Федор свернул цигарку, откусил лишнее зубами, зачерпнул табаку из
кисета, и много старой медленной мудрости его в том, что говорит он Назару:
- Сегодня ее кончить или же завтра ее кончить - одна ведь ей цена:
плита. Придет время - и кончу.
- Ты что же это за босяк за такой? - наседает Назар. - Как сам на себя
не надеешься, ты бы мне сказал: разбуди... Босяк!..
А Федор удивляется, еще не совсем очнувшись:
- Ну и колготной ты мужик!.. Смотрю-смотрю на тебя - страсть
колготной!.. Ежели б я поденный, тогда ты полное право имеешь, конечно, надо
мной свой сурьез показать, ну, однако, я сдельно взялся! Хочу - работаю,
хочу я - сплю: как мне хочется... Почему ж это ты такой колготной?
- Ты к делу приставлен - значит, нужно тебе свое дело исполнять! -
кричит Назар. - Полну кухню каменю навалил и думать забыл? Пролетарист!
- Гм... Стало быть, после всего этого должен я увойти, - говорит Федор.
Когда он начинает серчать, то употребляет иногда слова исковерканные,
местные, считая, должно быть, что сказать этак полезнее, чем просто. Он
подымается, и это долго и трудно, он подбирает под себя здоровую правую
ногу, рядом с ней прочно упирает правую руку, а левую относит подальше
вперед, наклоняется в пояснице, чуть не касаясь земли бородой, чтобы
упереться здоровым коленом, и когда встает, наконец, на обе ноги, то дрожит,
весь красный, и трудно дышит.
- Ты сейчас же у меня иди и кончай! - кричит Назар.
- Нет, я увойду, - говорит Федор.
Фанаска прибегает снизу и широко смотрит, и корноухий Пукет, ничего не
желая понимать, игриво старается укусить его за пятку. Подымается сюда и
тонкая Зиновья, голова к голове с пухлым, белым Ваняткой, и от больших на
худом лице синих глаз ее все кругло голубеет в глазах Федора, и непременно
уж хочется быть удалым и щедрым.
- Увойду! - повторяет он. - Как ты тут так надо мной озоруешь - эге-ге,
брат! - поищи других.
Он подбрасывает голову, одергивает фартук, выправляет рубаху и, волоча
прямую ногу, бодро выходит на дорожку, посыпанную морским гравием.

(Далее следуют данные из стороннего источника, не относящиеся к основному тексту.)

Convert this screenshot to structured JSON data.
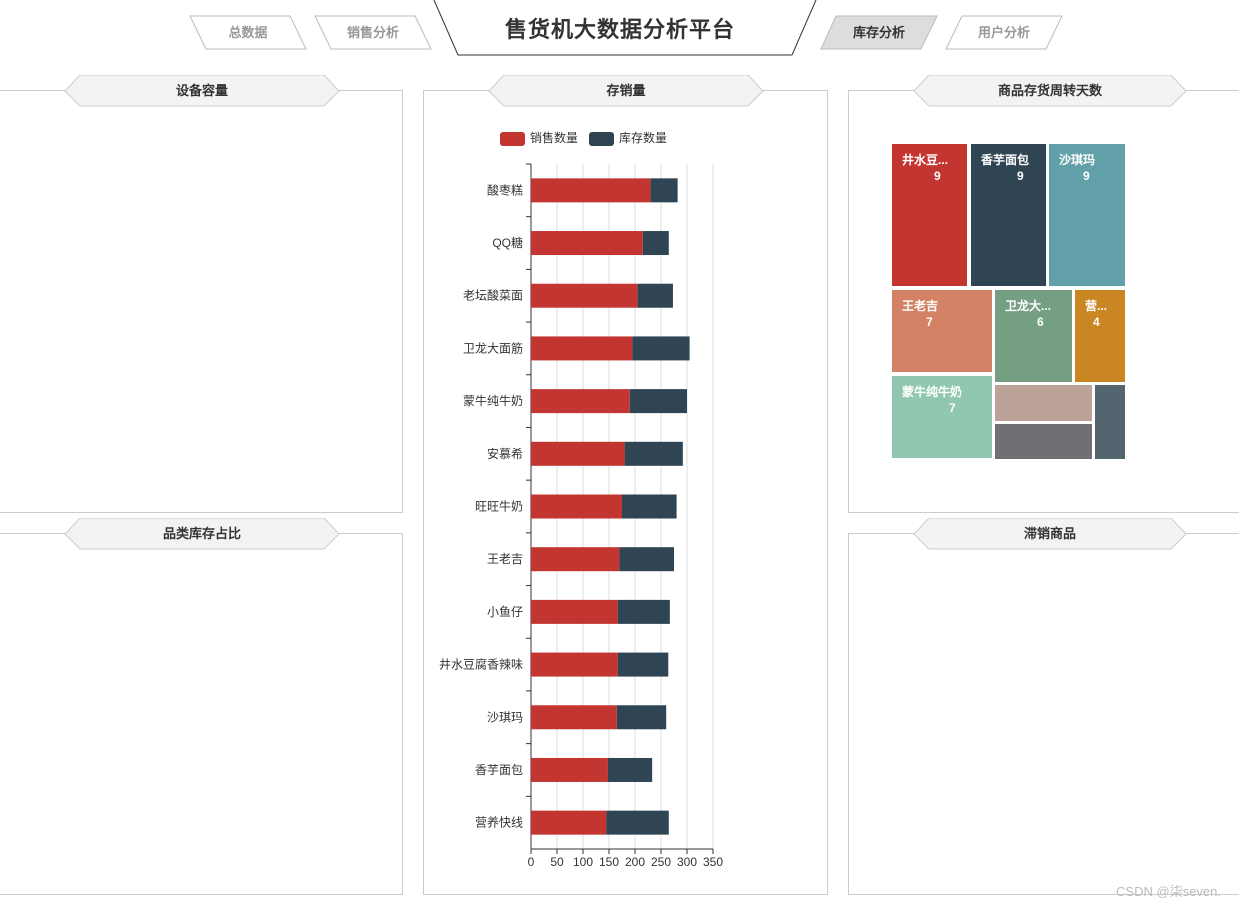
{
  "nav": {
    "title": "售货机大数据分析平台",
    "tabs": [
      {
        "label": "总数据",
        "active": false
      },
      {
        "label": "销售分析",
        "active": false
      },
      {
        "label": "库存分析",
        "active": true
      },
      {
        "label": "用户分析",
        "active": false
      }
    ]
  },
  "panels": {
    "capacity": {
      "title": "设备容量"
    },
    "stock_sales": {
      "title": "存销量"
    },
    "turnover": {
      "title": "商品存货周转天数"
    },
    "category_ratio": {
      "title": "品类库存占比"
    },
    "slow_moving": {
      "title": "滞销商品"
    }
  },
  "colors": {
    "sales": "#c23531",
    "stock": "#2f4554"
  },
  "chart_data": {
    "type": "bar",
    "orientation": "horizontal",
    "stacked": true,
    "categories": [
      "酸枣糕",
      "QQ糖",
      "老坛酸菜面",
      "卫龙大面筋",
      "蒙牛纯牛奶",
      "安慕希",
      "旺旺牛奶",
      "王老吉",
      "小鱼仔",
      "井水豆腐香辣味",
      "沙琪玛",
      "香芋面包",
      "营养快线"
    ],
    "series": [
      {
        "name": "销售数量",
        "values": [
          230,
          215,
          205,
          195,
          190,
          180,
          175,
          170,
          167,
          167,
          165,
          148,
          145
        ]
      },
      {
        "name": "库存数量",
        "values": [
          52,
          50,
          68,
          110,
          110,
          112,
          105,
          105,
          100,
          97,
          95,
          85,
          120
        ]
      }
    ],
    "xlim": [
      0,
      350
    ],
    "xticks": [
      "0",
      "50",
      "100",
      "150",
      "200",
      "250",
      "300",
      "350"
    ],
    "legend": "top"
  },
  "treemap": {
    "type": "treemap",
    "items": [
      {
        "name": "井水豆...",
        "value": "9",
        "color": "#c23531"
      },
      {
        "name": "香芋面包",
        "value": "9",
        "color": "#2f4554"
      },
      {
        "name": "沙琪玛",
        "value": "9",
        "color": "#61a0a8"
      },
      {
        "name": "王老吉",
        "value": "7",
        "color": "#d48265"
      },
      {
        "name": "卫龙大...",
        "value": "6",
        "color": "#749f83"
      },
      {
        "name": "营...",
        "value": "4",
        "color": "#ca8622"
      },
      {
        "name": "蒙牛纯牛奶",
        "value": "7",
        "color": "#91c7ae"
      },
      {
        "name": "",
        "value": "",
        "color": "#bda29a"
      },
      {
        "name": "",
        "value": "",
        "color": "#6e7074"
      },
      {
        "name": "",
        "value": "",
        "color": "#546570"
      }
    ]
  },
  "watermark": "CSDN @柒seven."
}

- Как же ты это делать смеешь? - озадачен Назар.
- Так и смею.
- Ну, ты ж с меня денег своих...
- А подавись деньгами! - лихо вставляет Федор.
Если бы Зиновья подошла к нему ближе, что-нибудь сказала Назару,
что-нибудь сказала ему, может быть, он и остался бы и сложил бы боров, но
Зиновья недоуменно глядит и молчит.
И идет Федор к Пикулинской калитке - пьяный и старый, сутулый и хромой,
грешный и гордый.
Точно ломаются где-то страшно далеко тонкие-тонкие-тонкие льдинки: это
солнце заходит за горы.
Солнце здесь подымается из-за моря и потому очень рано - ничто ему не
мешает, а заходит за ближние зеленые высокие горы, и еще нет и шести часов,
а уж подходит солнечная река к буковой плотине. Горы ощетинились этими
редкими буками, как кабаньи спины, и теперь каждый сук отчетливо черен,
точно почернел от святого страха, переплескивает через плотину солнце,
кажется, медленно гнет буки, тончит сучья, глотает листья, - свергается
куда-то вниз, не видно куда.
А по скатам, в неглубоких балках уже начинают мягко стелиться
остроконечные, чуть розоватые, как розовая пыль, тени. Потом они расползутся
по круглым дубовым кустам вблизи, по серым круглым, как притаившиеся ежи,
шапкам перекати-поля, по растрепанным колючим молочаям. Тени эти сквозные, в
них все задумается, станет свежее дышать.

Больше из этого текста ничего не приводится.